I don’t think the Touch Bar is a gimmick, but I don’t think it changes much, at least yet, for everyday Mac users. Luckily, third party app developers can design ways to use it, and users can customize it to some extent. So it may have a more productive future. But, right now, it’s unlikely to improve most users’ life dramatically when working on their laptops.
Ports
The new MacBook Pros dispense with traditional SD card, USB and long-standard video connectors. Even the genius, breakaway MagSafe power connector is gone. In their place are simply four of the new USB-C ports, which also work with Thunderbolt 3. These connectors are fast, and highly versatile. They can be used for charging, data transfer, video output and more. And they are likely the future.
But you’ll need to buy dongles (adapters) to connect them to most monitors, external storage, and flash memory cards.
I fully understand the outrage over this switch from people who make their living on current MacBook Pros and legacy peripherals, like monitors or external storage; and from photographers and editors who rely on flash memory cards. Nobody likes dongles or adapters and some brands are unreliable or unsafe. Apple slashed its adapter prices temporarily in the wake of the complaints.

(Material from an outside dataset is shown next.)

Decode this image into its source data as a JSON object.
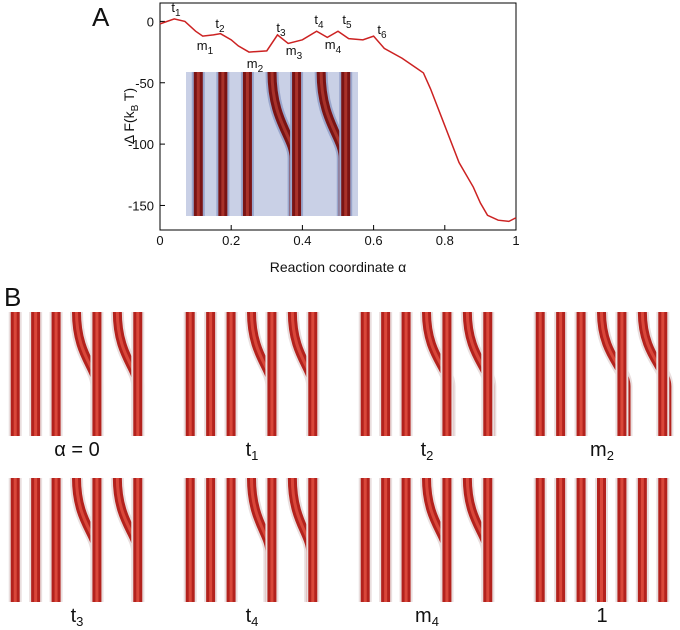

But I honestly don’t think this is a big problem for average Mac users, whose main need will likely be a new Mac-to-iPhone cable ($19 from Apple). And I believe that, over time, most peripherals will switch to USB-C, since other companies — not just Apple — are behind it.
Price
For everyday Mac users, especially, the new Pro is a costly machine. Even the non-Touch Bar model is $500 more than the Air (at $999) and the cheapest Touch Bar edition is $300 more than that. But Apple has always been a premium PC maker, and its new models have often started off at sky-high prices. People forget that, when it debuted in 2008, the MacBook Air with the then-revolutionary, but puny, 64GB solid state drive cost a breathtaking $3100. You can get a terabyte of solid-state storage in the costliest 13” new model, and pay less.

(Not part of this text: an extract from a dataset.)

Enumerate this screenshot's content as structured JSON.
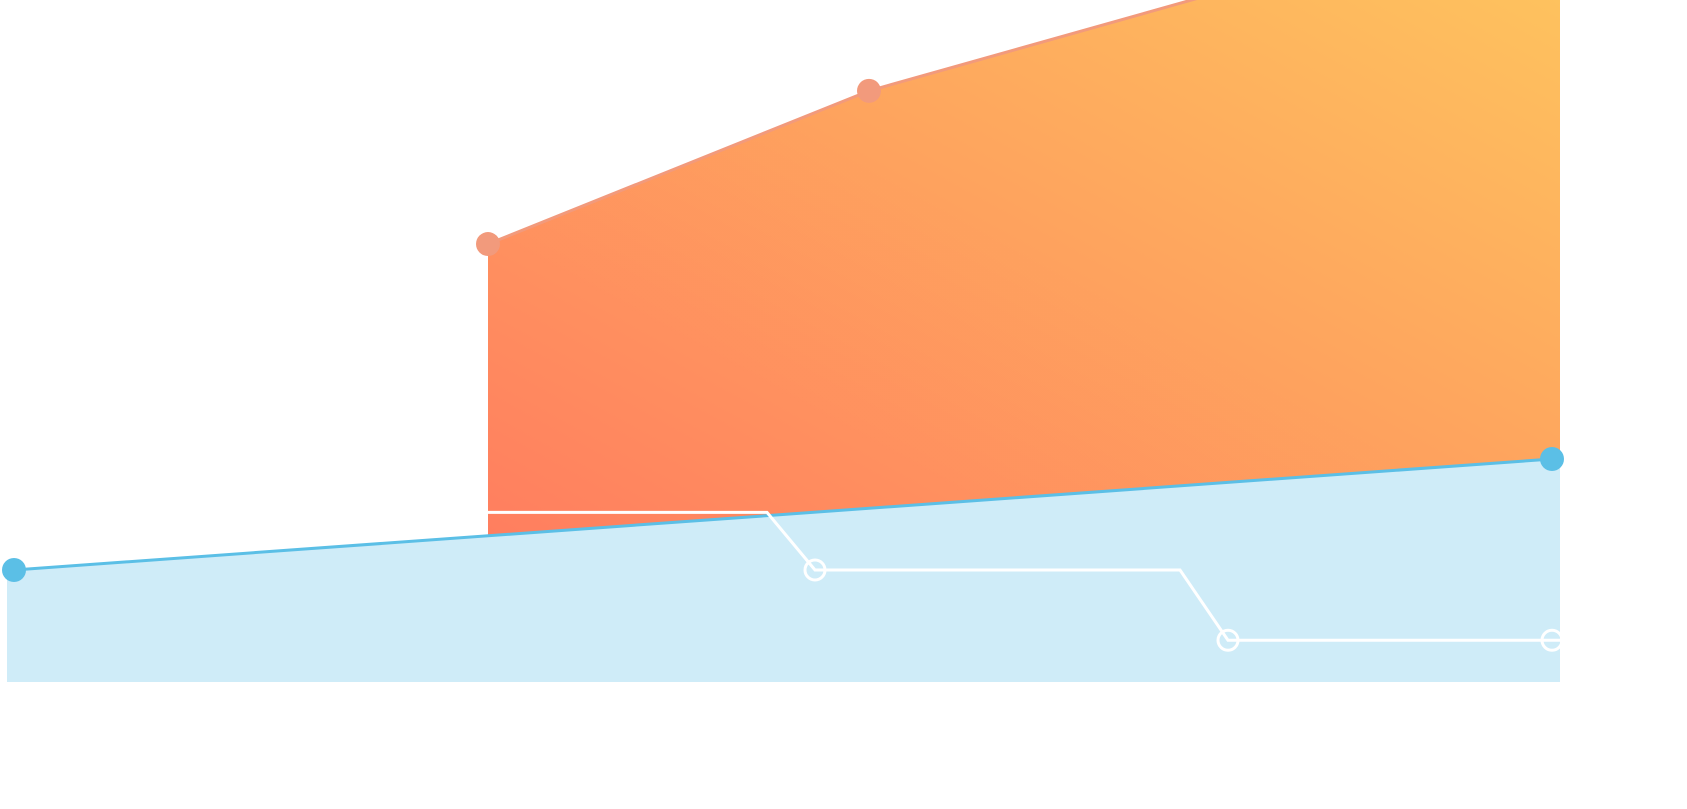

If you’re a mainstream Mac lover who isn’t bothered by its limitations, you can save money with the 12” MacBook, or even buy a new Air, if it works well for you. Or, if those MacBook Pro prices are too high for you, and your current Mac is doing OK, you could wait for them to come down next year.
Bottom line
This is what Apple is offering. Take it or leave it
The new 13” MacBooks — even the base model without the Touch Bar — are costly. And they may make pros unhappy. But, for everyday Mac lovers — users of the Air or maybe the older low-end Pro — they are now your only thin, modern, option with a full-fledged processor. The Touch Bar has potential, but it’s not magic. The battery isn’t likely to deliver on Apple’s claims. You can’t count on liking the keyboard. But, if you’re a Mac devotee ready to move past the Air — not back to a lower-powered MacBook — this is what Apple is offering. Take it or leave it.